La porta si spalancò.

Dall’altra parte non c’era nessun muro di mattoni: solo il buio. Dal corridoio soffiava un gelido vento.

Coraline rimase ferma dov’era.

— E mi disse che non era stato coraggioso, restando lì fermo a farsi pungere — disse Coraline al gatto. — Non era stato coraggioso perché non aveva avuto paura: quella era l’unica cosa che potesse fare. Ma quando era tornato a riprendersi gli occhiali, sapendo che lì c’erano le vespe, aveva veramente paura. Quello era stato vero coraggio.

Mosse il primo passo lungo il corridoio.

Sentiva odore di chiuso, di polvere e di umidità.

Il gatto avanzava lentamente accanto a lei.

— E perché mai? — le domandò il gatto, con un tono che rivelava scarso interesse.

— Perché — disse Coraline — quando hai paura di qualcosa, ma la fai comunque, quello è coraggio.

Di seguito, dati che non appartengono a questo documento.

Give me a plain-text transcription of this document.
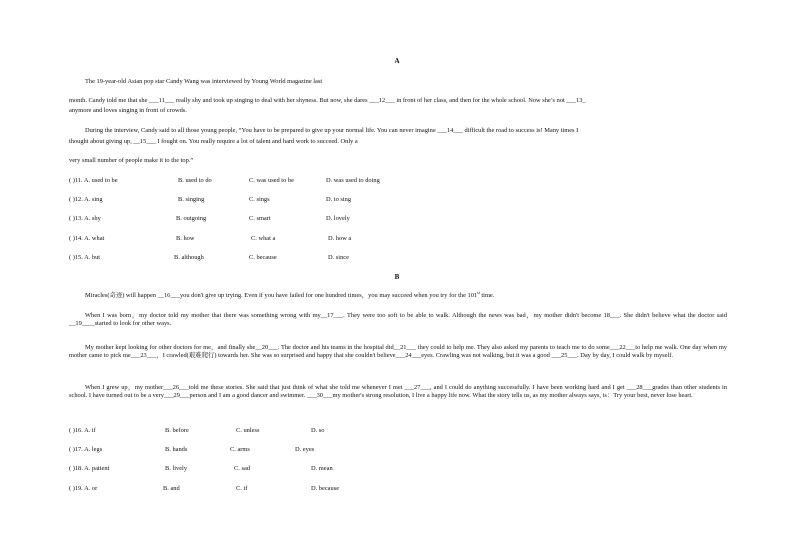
A
The 19-year-old Asian pop star Candy Wang was interviewed by Young World magazine last
month. Candy told me that she ___11___ really shy and took up singing to deal with her shyness. But now, she dares ___12___ in front of her class, and then for the whole school. Now she’s not ___13_
anymore and loves singing in front of crowds.
During the interview, Candy said to all those young people, “You have to be prepared to give up your normal life. You can never imagine ___14___ difficult the road to success is! Many times I
thought about giving up, __15___ I fought on. You really require a lot of talent and hard work to succeed. Only a
very small number of people make it to the top.”
( )11. A. used to be	B. used to do	C. was used to be	D. was used to doing
( )12. A. sing	B. singing	C. sings	D. to sing
( )13. A. shy	B. outgoing	C. smart	D. lovely
( )14. A. what	B. how	C. what a	D. how a
( )15. A. but	B. although	C. because	D. since
B
Miracles(奇迹) will happen __16___you don't give up trying. Even if you have failed for one hundred times，you may succeed when you try for the 101st time.
When I was born，my doctor told my mother that there was something wrong with my__17___. They were too soft to be able to walk. Although the news was bad，my mother didn't become 18___. She didn't believe what the doctor said __19____started to look for other ways.
My mother kept looking for other doctors for me，and finally she__20___. The doctor and his teams in the hospital did__21___ they could to help me. They also asked my parents to teach me to do some___22___to help me walk. One day when my mother came to pick me___23___，I crawled(艰难爬行) towards her. She was so surprised and happy that she couldn't believe___24___eyes. Crawling was not walking, but it was a good ___25___. Day by day, I could walk by myself.
When I grew up，my mother___26___told me these stories. She said that just think of what she told me whenever I met ___27___, and I could do anything successfully. I have been working hard and I get ___28___grades than other students in school. I have turned out to be a very___29___person and I am a good dancer and swimmer. ___30___my mother's strong resolution, I live a happy life now. What the story tells us, as my mother always says, is：Try your best, never lose heart.
( )16. A. if	B. before	C. unless	D. so
( )17. A. legs	B. hands	C. arms	D. eyes
( )18. A. patient	B. lively	C. sad	D. mean
( )19. A. or	B. and	C. if	D. because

La candela gettava enormi, bizzarre ombre tremolanti lungo la parete. Coraline sentì che qualcosa si muoveva nel buio accanto a lei, di lato, non ne era sicura. Qualunque cosa fosse, sembrava che accordasse il passo con il suo.

— Ed è per questo motivo che stai tornando nel mondo di lei, allora? — disse il gatto. — Perché una volta tuo padre ti ha salvata dalle vespe?

— Non dire sciocchezze — replicò Coraline. — Torno a prenderli perché sono i miei genitori. Perché se fossi stata io a scomparire, loro avrebbero fatto esattamente la stessa cosa. Ti sei accorto che stai di nuovo parlando?

— Ma quanto sono fortunato — disse il gatto — ad avere una compagna di viaggio dotata di tanta saggezza e intelligenza. — Il suo tono era sarcastico, ma i peli gli si erano drizzati, e quella spazzola di coda svettava rigida in aria.

Coraline stava per dire qualcosa, del tipo scusa o il tragitto non era più breve l’altra volta? quando la candela si spense all’improvviso, come se fosse stata smorzata dalla mano di qualcuno.

Ci fu un raspare e un picchiettare, e Coraline sentì che il cuore le batteva forte contro le costole. Tese una mano… e una cosa filiforme, come una ragnatela, le sfiorò il viso e le mani.

In fondo al corridoio si accese la luce, accecante dopo tutto quel buio. Un po’ più avanti, in controluce, c’era una donna.

— Coraline? Tesoro? — disse.

— Mamma! — disse lei raggiungendola di corsa, impaziente e sollevata.

— Tesoro — disse la donna. — Perché sei scappata via da me?

Coraline era ormai troppo vicina per fermarsi, e sentì le gelide braccia dell’altra madre stringerla in un abbraccio. Rimase ferma e tremante mentre l’altra madre la teneva stretta.

— Dove sono i miei genitori? — domandò Coraline.

— Siamo qui — rispose l’altra madre, con una voce così uguale a quella della sua vera madre che Coraline fece fatica a distinguerle. — Siamo qui. Siamo pronti a volerti bene, a giocare con te, a darti da mangiare e a renderti la vita interessante.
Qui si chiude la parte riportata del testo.